출처: Block Media
Decentralized AI Platform FLOCK Highlights Environmental Threat of Centralized AI Data Centers
The rapid expansion of centralized, large-scale AI data centers poses a significant environmental challenge, warns FLOCK, a decentralized artificial intelligence (AI) platform. In its latest analysis, FLOCK underscores that the most immediate threat stemming from AI advancement is not the speculative rise of sentient machines but the substantial ecological impact of energy-intensive technologies. These centralized systems, they argue, could profoundly accelerate climate change, putting both humanity and innovation at risk.
FLOCK proposes a decentralized AI system powered by Federated Learning as a sustainable alternative to the traditional data center model. Through this approach, they emphasize the dual potential of advancing AI technology while safeguarding the planet’s future.
Understanding the Environmental Toll of AI
FLOCK has raised awareness regarding the hidden but substantial environmental footprint of AI technologies, backing their claims with striking data. For instance:
- Energy Consumption of AI Queries: Each query processed by ChatGPT consumes approximately 10 times more energy than a standard Google search, highlighting the inefficiency of current centralized systems.
- Water Usage During AI Model Operations: Producing just 100 words using the GPT-4 model consumes the equivalent of three bottles of water, illuminating the often-overlooked role of water as a resource in AI computation.
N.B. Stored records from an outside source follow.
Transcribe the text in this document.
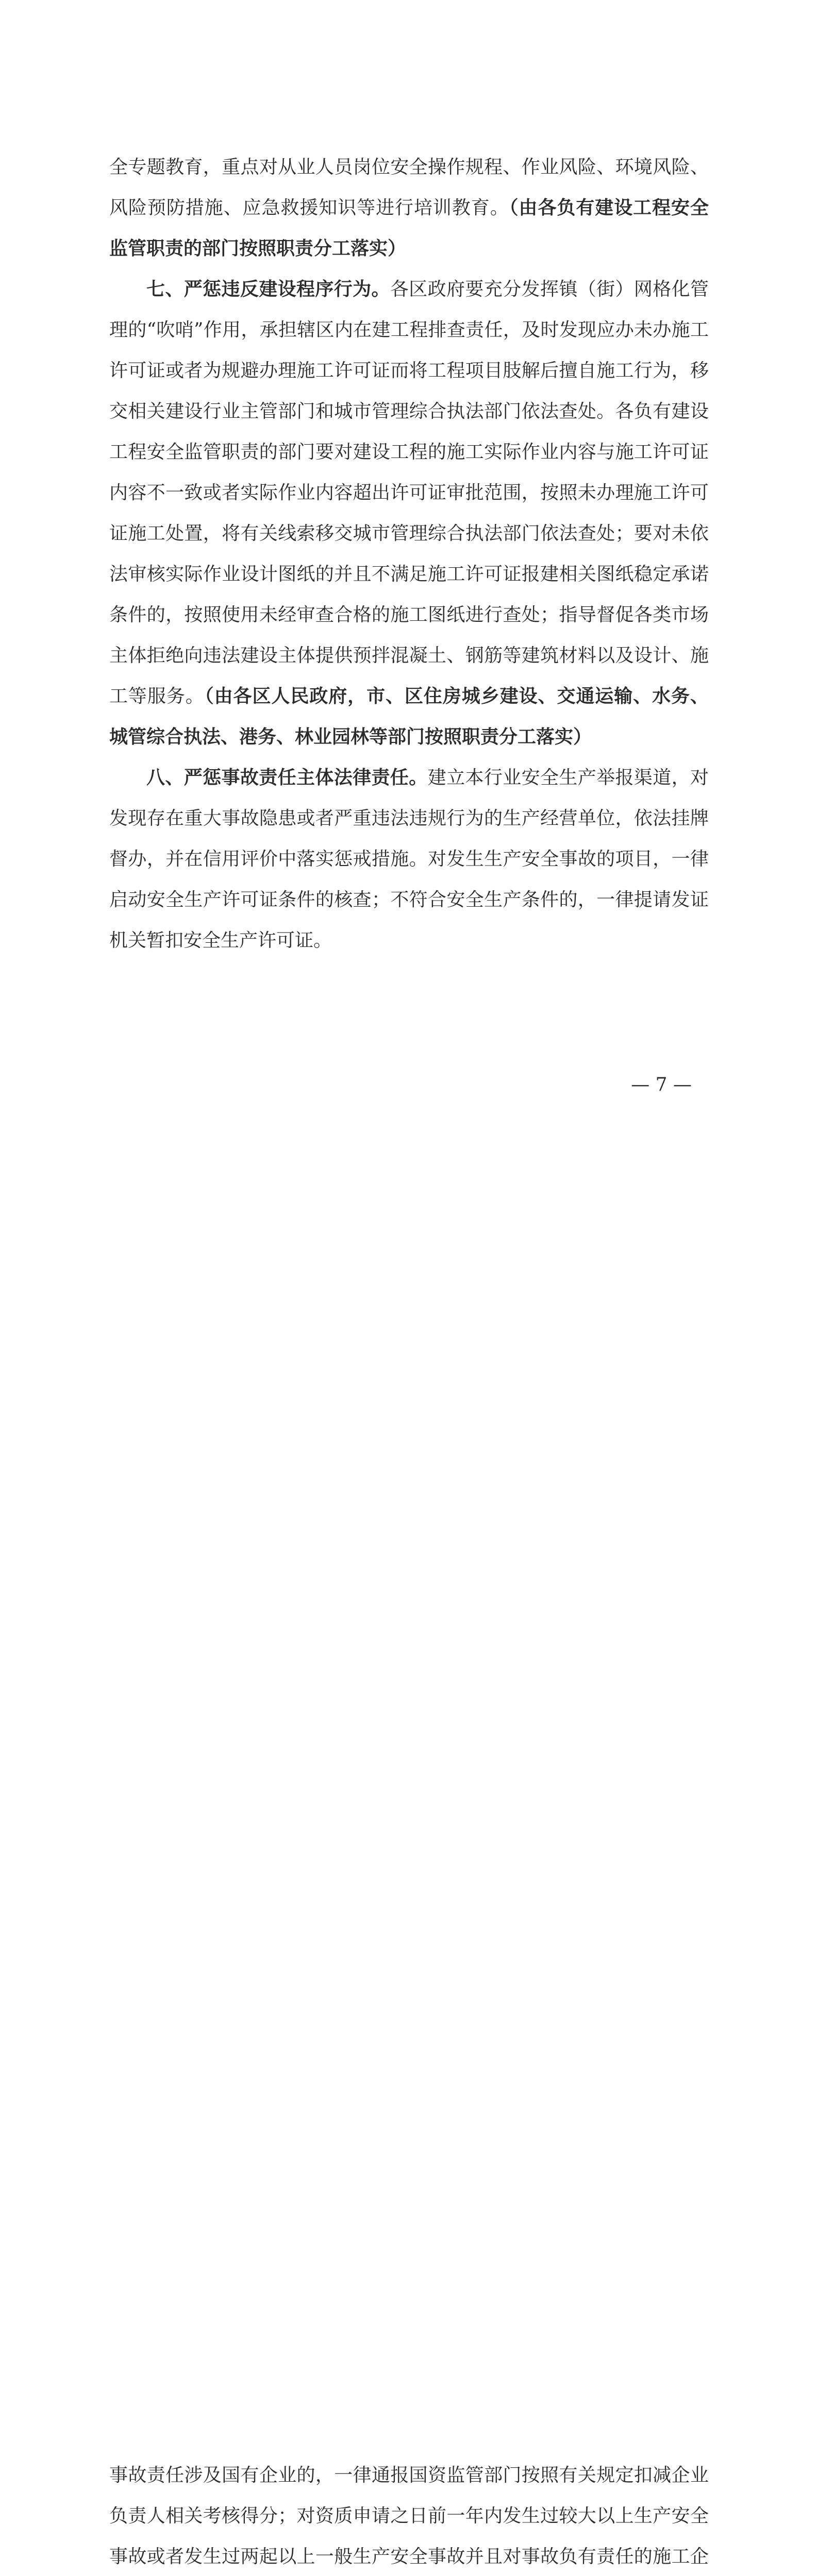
全专题教育，重点对从业人员岗位安全操作规程、作业风险、环境风险、风险预防措施、应急救援知识等进行培训教育。（由各负有建设工程安全监管职责的部门按照职责分工落实）

七、严惩违反建设程序行为。各区政府要充分发挥镇（街）网格化管理的“吹哨”作用，承担辖区内在建工程排查责任，及时发现应办未办施工许可证或者为规避办理施工许可证而将工程项目肢解后擅自施工行为，移交相关建设行业主管部门和城市管理综合执法部门依法查处。各负有建设工程安全监管职责的部门要对建设工程的施工实际作业内容与施工许可证内容不一致或者实际作业内容超出许可证审批范围，按照未办理施工许可证施工处置，将有关线索移交城市管理综合执法部门依法查处；要对未依法审核实际作业设计图纸的并且不满足施工许可证报建相关图纸稳定承诺条件的，按照使用未经审查合格的施工图纸进行查处；指导督促各类市场主体拒绝向违法建设主体提供预拌混凝土、钢筋等建筑材料以及设计、施工等服务。（由各区人民政府，市、区住房城乡建设、交通运输、水务、城管综合执法、港务、林业园林等部门按照职责分工落实）

八、严惩事故责任主体法律责任。建立本行业安全生产举报渠道，对发现存在重大事故隐患或者严重违法违规行为的生产经营单位，依法挂牌督办，并在信用评价中落实惩戒措施。对发生生产安全事故的项目，一律启动安全生产许可证条件的核查；不符合安全生产条件的，一律提请发证机关暂扣安全生产许可证。

— 7 —

事故责任涉及国有企业的，一律通报国资监管部门按照有关规定扣减企业负责人相关考核得分；对资质申请之日前一年内发生过较大以上生产安全事故或者发生过两起以上一般生产安全事故并且对事故负有责任的施工企
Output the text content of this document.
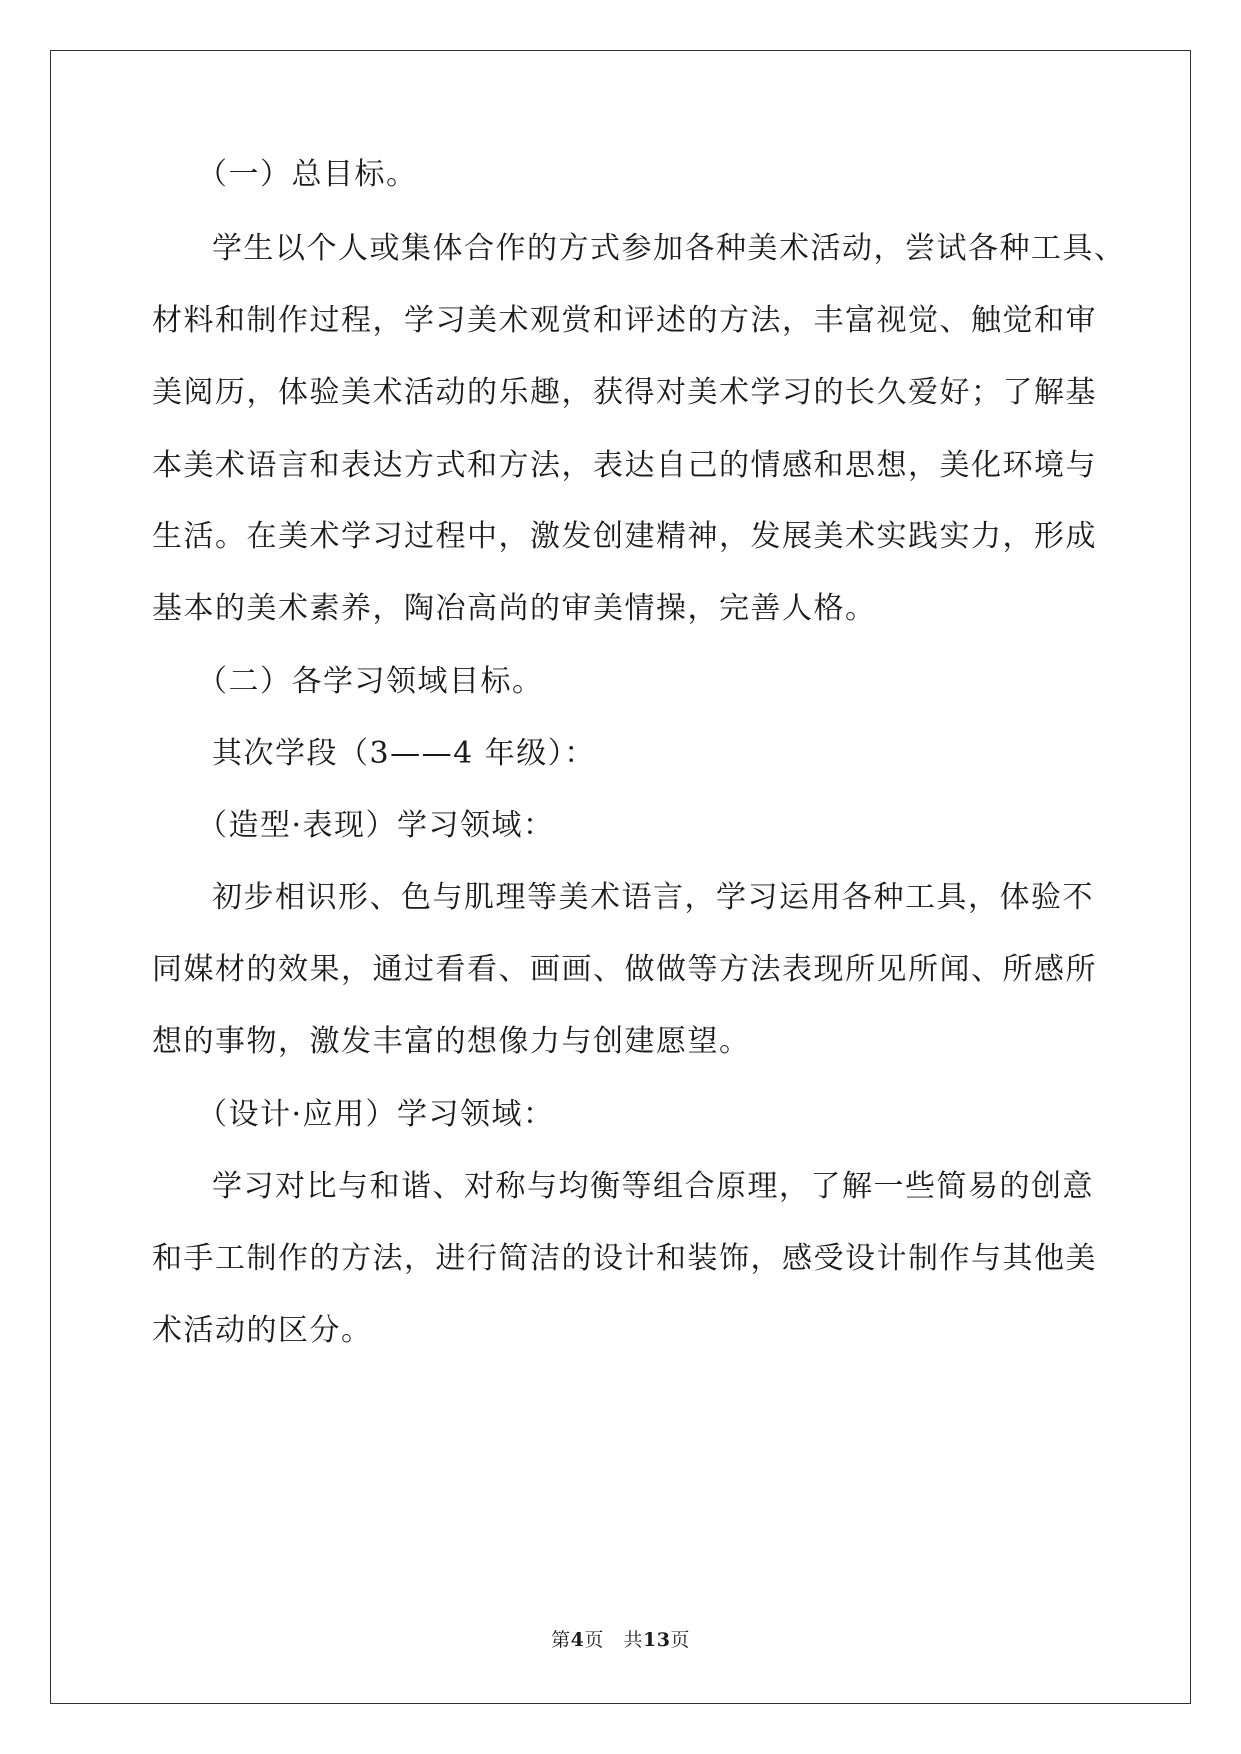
（一）总目标。
学生以个人或集体合作的方式参加各种美术活动，尝试各种工具、
材料和制作过程，学习美术观赏和评述的方法，丰富视觉、触觉和审
美阅历，体验美术活动的乐趣，获得对美术学习的长久爱好；了解基
本美术语言和表达方式和方法，表达自己的情感和思想，美化环境与
生活。在美术学习过程中，激发创建精神，发展美术实践实力，形成
基本的美术素养，陶冶高尚的审美情操，完善人格。
（二）各学习领域目标。
其次学段（3——4 年级）：
（造型·表现）学习领域：
初步相识形、色与肌理等美术语言，学习运用各种工具，体验不
同媒材的效果，通过看看、画画、做做等方法表现所见所闻、所感所
想的事物，激发丰富的想像力与创建愿望。
（设计·应用）学习领域：
学习对比与和谐、对称与均衡等组合原理，了解一些简易的创意
和手工制作的方法，进行简洁的设计和装饰，感受设计制作与其他美
术活动的区分。
第4页 共13页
- Data Center Power Usage: GPUs in AI-driven data centers consumed as much electricity in 2023 alone as some nations use in their entirety annually.
Currently, data centers account for about 1.5% of global greenhouse gas emissions. However, this figure is expected to surge to a staggering 8% by 2040, overtaking the carbon output of the global aviation industry. FLOCK warns that without intervention, this growth trend could have devastating consequences for environmental sustainability.
Ireland exemplifies the urgency of this situation. In this country, a full 20% of national electricity output is being consumed by data centers alone, showcasing the massive energy drain required to maintain centralized AI operations. FLOCK questioned the feasibility of global ambitions to lead in AI development while simultaneously striving for net-zero emissions, suggesting these goals may be fundamentally at odds.
FLOCK’s Decentralized AI Model: A Sustainable Alternative
To alleviate the environmental pressures caused by centralized AI data centers, FLOCK advocates for a paradigm shift—transitioning the training and deployment of AI models from centralized infrastructure to a decentralized system. Their solution utilizes an innovative decentralized network underpinned by Federated Learning.
Key Features of FLOCK’s Model:
- Global Device Network Utilization: Instead of relying exclusively on monolithic data centers, FLOCK leverages idle computing power from devices such as smartphones, personal computers, and GPUs spread worldwide.
- Local Training Efficiency: Through Federated Learning, AI models are trained locally on individual devices, eliminating the need to transfer enormous datasets to centralized servers. This approach minimizes energy consumption and reduces the strain on data center infrastructure.
- Resource Efficiency Gains: Decentralization curbs the overuse of key resources such as electricity and water, both of which are heavily consumed during AI training in centralized systems.
This approach presents a transformative opportunity to reduce AI’s carbon footprint while preserving its capability to innovate. “By transitioning from energy-intensive and centralized data centers to a distributed AI training model, we can continue advancing technological innovation while protecting the planet,” FLOCK stated.
Balancing Technological Innovation with Environmental Stewardship
The continued growth of AI services is inevitable, but its ecological consequences demand immediate action. FLOCK positions its decentralized model as an essential solution to mitigate the environmental risks of centralized AI infrastructure. By fundamentally reengineering how AI models are trained and deployed, FLOCK’s approach supports environmental sustainability without sacrificing technological progress.
As the AI sector expands, decentralized systems like those proposed by FLOCK could prove crucial in harmonizing advancements in AI with the urgent need to combat climate change. With governments and organizations aiming for AI innovation alongside environmental leadership, the adoption of decentralized models may emerge as the best path forward for balancing progress and planetary health.